They aided to infect him, if free from it before, with
the Centennial craze. Their doors, though sealed,
were eloquent, for they bore in great black letters
on staring white muslin the shibboleth of the day,
“1776—International Exhibition—1876.”
The enthusiasm of those very hard and unimpressible
entities, the railroad companies, thus manifesting
itself in low rates and gratuitous advertising, could
not fail to be contagious. Nor was the service
done by the interior lines wholly domestic. Several
large foreign contributions from the Pacific traversed
the continent. The houses and the handicraft of
the Mongol climbed the Sierra Nevada on the magnificent
highway his patient labor had so large a share in
constructing. Nineteen cars were freighted with
the rough and unpromising chrysalis that developed
into the neat and elaborate cottage of Japan, and
others brought the Chinese display.
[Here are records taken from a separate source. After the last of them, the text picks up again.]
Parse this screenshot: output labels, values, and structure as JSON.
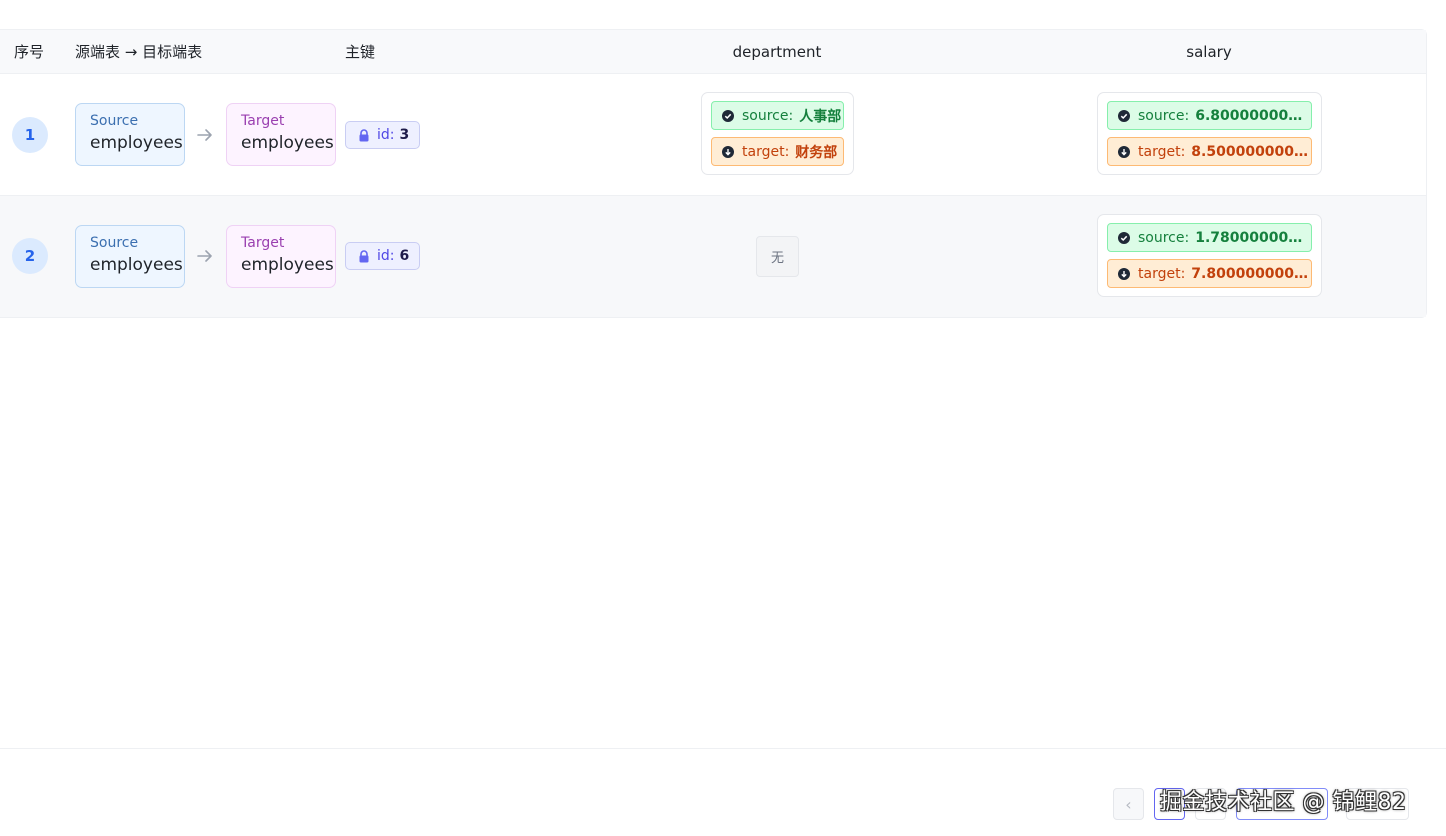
{
  "table": {
    "headers": {
      "index": "序号",
      "mapping": "源端表 → 目标端表",
      "primary_key": "主键",
      "col_department": "department",
      "col_salary": "salary"
    },
    "rows": [
      {
        "index": "1",
        "source_kind": "Source",
        "source_table": "employees",
        "target_kind": "Target",
        "target_table": "employees",
        "pk_label": "id:",
        "pk_value": "3",
        "department": {
          "source_label": "source:",
          "source_value": "人事部",
          "target_label": "target:",
          "target_value": "财务部"
        },
        "salary": {
          "source_label": "source:",
          "source_value": "6.8000000000...",
          "target_label": "target:",
          "target_value": "8.5000000000..."
        }
      },
      {
        "index": "2",
        "source_kind": "Source",
        "source_table": "employees",
        "target_kind": "Target",
        "target_table": "employees",
        "pk_label": "id:",
        "pk_value": "6",
        "department_none": "无",
        "salary": {
          "source_label": "source:",
          "source_value": "1.7800000000...",
          "target_label": "target:",
          "target_value": "7.8000000000..."
        }
      }
    ]
  },
  "pagination": {
    "prev_glyph": "‹"
  },
  "watermark": "掘金技术社区 @ 锦鲤82",
  "colors": {
    "source_green": "#15803d",
    "target_orange": "#c2410c",
    "index_blue": "#2563eb",
    "pk_indigo": "#4f46e5"
  }
}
Polynesia
and Australia adopted the same route in part.
The canal modestly assisted the rail, lines of inland
navigation conducting to the grounds barges of three
times the tonnage of the average sea-going craft of
the Revolutionary era. These sluggish and smooth-going
vehicles were employed for the carriage of some of
the large plants and trees which enrich the horticultural
department, eight boats being required to transport
from New York a thousand specimens of the Cuban flora
sent by a single exhibitor, M. Lachaume of Havana.
Those moisture-loving shrubs, the brilliant rhododendra
collected by English nurserymen from our own Alleghanies
and returned to us wonderfully improved by civilization,
might have been expected also to affect the canal,
but they chose, with British taste, the more rapid
rail. They had, in fact, no time to lose, for
their blooming season was close at hand, and their
roots must needs hasten to test the juices of American
soil. Japan’s miniature garden of miniature
plants, interesting far beyond the proportions of its
dimensions, was perforce dependent on the same means
of conveyance.
[Illustration: Facade of the Egyptian
division, main building.]
The locomotive was summoned to the aid of foreign
exhibitors on the Atlantic as on the Pacific side,
though to a less striking extent, the largest steamships
being able to lie within three miles of the exposition
buildings. It stood ready on the wharves of the
Delaware to welcome these stately guests from afar,
indifferent whether they came in squadrons or alone.
It received on one day, in this vestibule of the exposition,
the Labrador from France and the Donati from Brazil.
Dom Pedro’s coffee, sugar and tobacco and the
marbles and canvases of the Societe des Beaux-Arts
were whisked off in amicable companionship to their
final destination. The solidarity of the nations
is in some sort promoted by this shaking down together
of their goods and chattels. It gives a truly
international look to the exposition to see one of
Vernet’s battle-pieces or Meissonier’s
microscopic gems of color jostled by a package of
hides from the Parana or a bale of India-rubber.